I don't know if the answer is right... I'm rusty with my chemistry... but as far as the algebra for this part is concerned, the math is right.

7. Oct 15, 2007

### xiao

lol i know it means 382865.6041 Jouels per kilogram
382865.6041 Jouels is a HELL load of jouels to melt ice in water at room temprature
382865.6041 Jouels is like wat ur house used in 2 weeks (just guessing)

8. Oct 15, 2007

### learningphysics

yeah... it's basically the same as what you did...

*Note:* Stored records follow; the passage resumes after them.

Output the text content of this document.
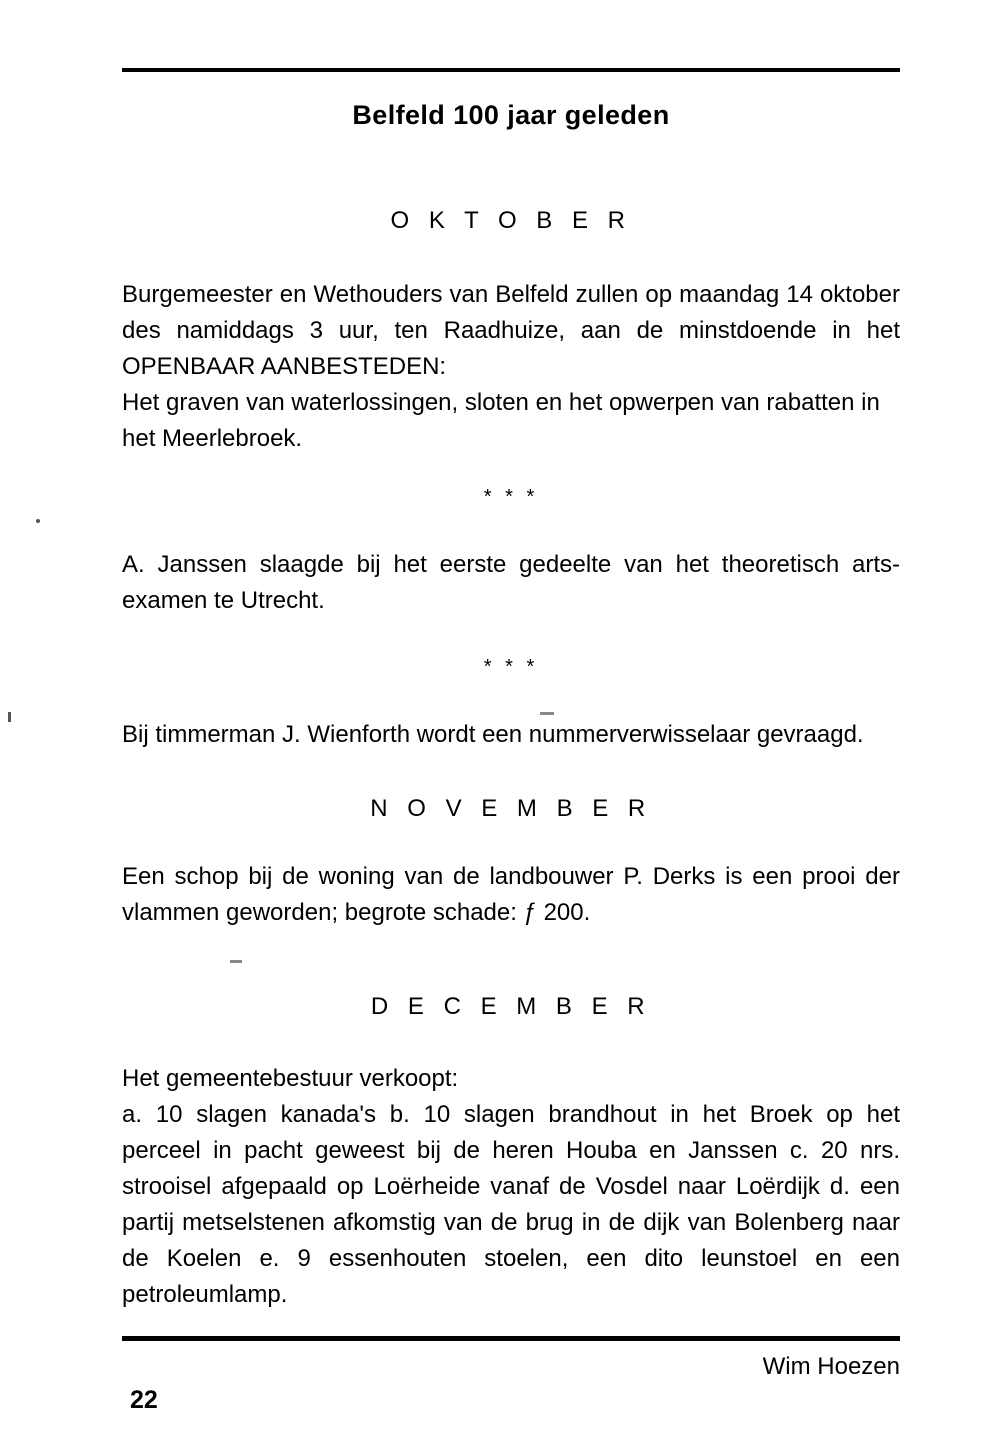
Belfeld 100 jaar geleden
O K T O B E R

Burgemeester en Wethouders van Belfeld zullen op maandag 14 oktober des namiddags 3 uur, ten Raadhuize, aan de minstdoende in het OPENBAAR AANBESTEDEN:

Het graven van waterlossingen, sloten en het opwerpen van rabatten in het Meerlebroek.

* * *

A. Janssen slaagde bij het eerste gedeelte van het theoretisch arts-examen te Utrecht.

* * *

Bij timmerman J. Wienforth wordt een nummerverwisselaar gevraagd.

N O V E M B E R

Een schop bij de woning van de landbouwer P. Derks is een prooi der vlammen geworden; begrote schade: ƒ 200.

D E C E M B E R

Het gemeentebestuur verkoopt:

a. 10 slagen kanada's b. 10 slagen brandhout in het Broek op het perceel in pacht geweest bij de heren Houba en Janssen c. 20 nrs. strooisel afgepaald op Loërheide vanaf de Vosdel naar Loërdijk d. een partij metselstenen afkomstig van de brug in de dijk van Bolenberg naar de Koelen e. 9 essenhouten stoelen, een dito leunstoel en een petroleumlamp.

Wim Hoezen
22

0.01258L + (-581.196) = 4235.2563

0.01258L + (-581.196) - (581.196) = 4235.2563 - (-581.196)

0.01258L = 4816.4523

which gives the same answer you got.

9. Oct 15, 2007

### xiao

thanx mate even tho the answer is wrong atleast the math is write so i can put that in my Conclusion but thanx alot for the help

i still have to do the following experiment
combustion of fules
something on electricity
something on water turbines
something on solar energy
biodiesel

so i will be here much more to get help with my results :P

then after that i am freeeeeeeeeeeeeeeeeeeeeeeeeeee from anykind of science

10. Oct 15, 2007

### learningphysics

I don't know. This webpage:

http://www.physchem.co.za/Heat/Latent.htm [Broken]

gives the latent heat of ice as 334 kJ.kg-1 = 334,000J/kg, which is not that far off from what you have.

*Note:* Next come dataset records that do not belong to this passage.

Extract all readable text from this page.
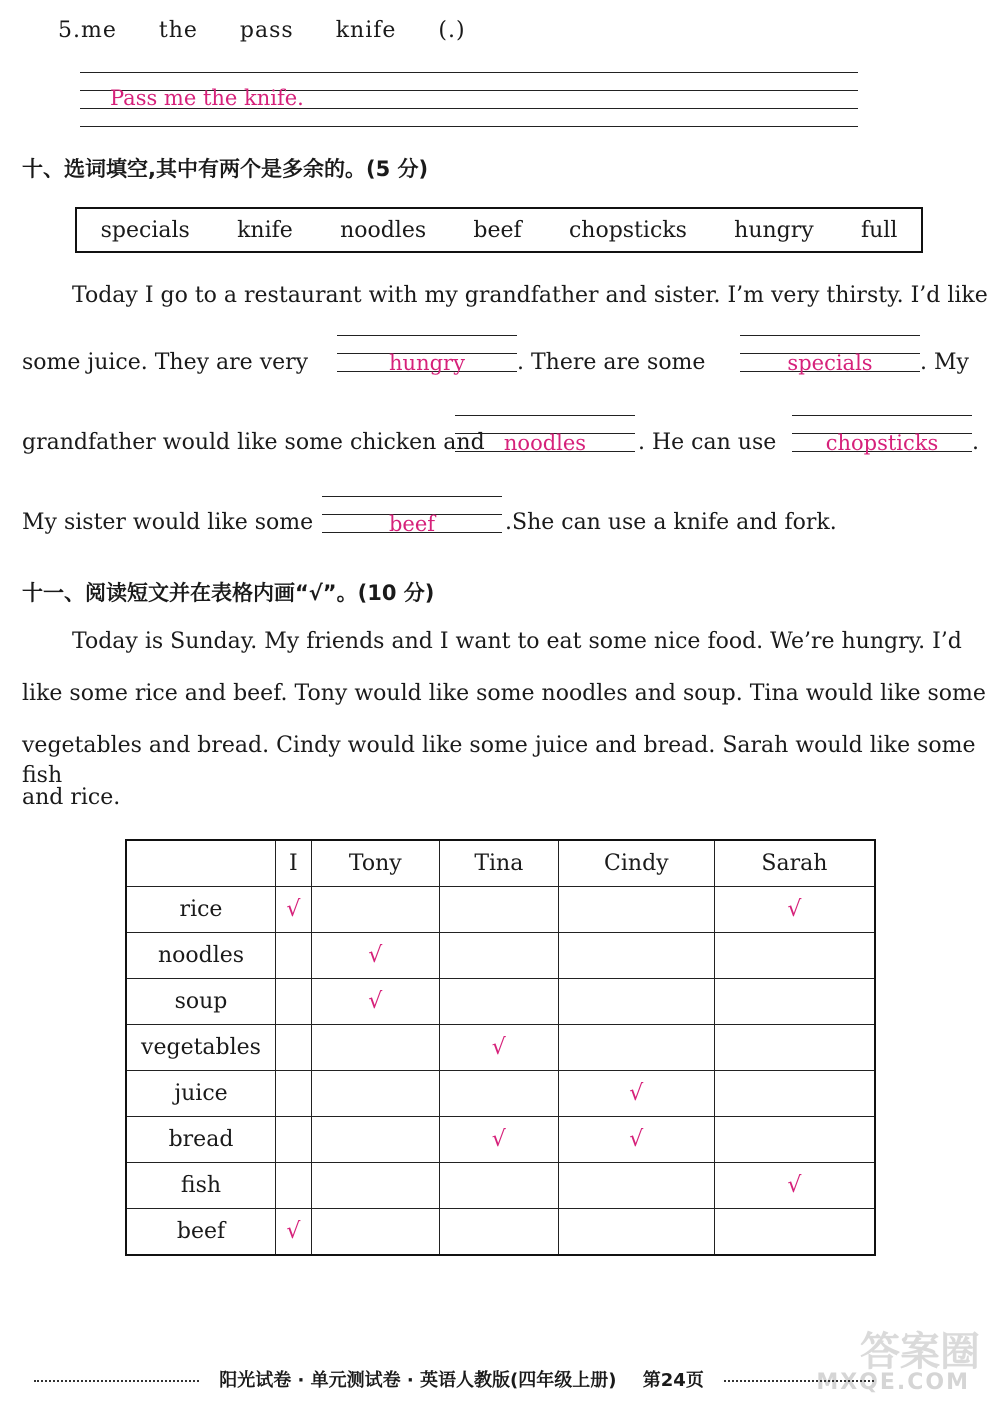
5.me the pass knife (.)
Pass me the knife.
十、选词填空,其中有两个是多余的。(5 分)
specials knife noodles beef chopsticks hungry full
Today I go to a restaurant with my grandfather and sister. I’m very thirsty. I’d like
some juice. They are very	hungry	. There are some	specials	. My
grandfather would like some chicken and noodles	. He can use	chopsticks	.
My sister would like some	beef	.She can use a knife and fork.
十一、阅读短文并在表格内画“√”。(10 分)
Today is Sunday. My friends and I want to eat some nice food. We’re hungry. I’d
like some rice and beef. Tony would like some noodles and soup. Tina would like some
vegetables and bread. Cindy would like some juice and bread. Sarah would like some fish
and rice.
	I	Tony	Tina	Cindy	Sarah
rice	√				√
noodles		√			
soup		√			
vegetables			√		
juice				√	
bread			√	√	
fish					√
beef	√				
答案圈
MXQE.COM
阳光试卷 · 单元测试卷 · 英语人教版(四年级上册) 第24页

Last edited by a moderator: May 3, 2017
11. Oct 15, 2007

### xiao

lol by bad wooooohooo i did it

Last edited by a moderator: May 3, 2017
12. Oct 15, 2007

### learningphysics

:) good job. seems like it was a tough experiment! I was terrible at chemistry.

13. Oct 15, 2007

### xiao

the expirment was easy just melt ice in water in room temp untill u reach a certian temp

but i find physics hard even the basics like this coz this is ment to be basic and i am not even a science student i am doing my BA in international relations and politics

14. Oct 15, 2007

### learningphysics

You'll usually be able to get lots of help here. good luck!

15. Oct 15, 2007

### learningphysics

shouldn't the left side of this equation be:

12.58g x L (?) +12.58g x 4200 Jkg-1K-1 x (21°K) ?

because the ice is initially at 0°C... and this water that is from the melted ice goes to a final temperature of 21°C from 0°C.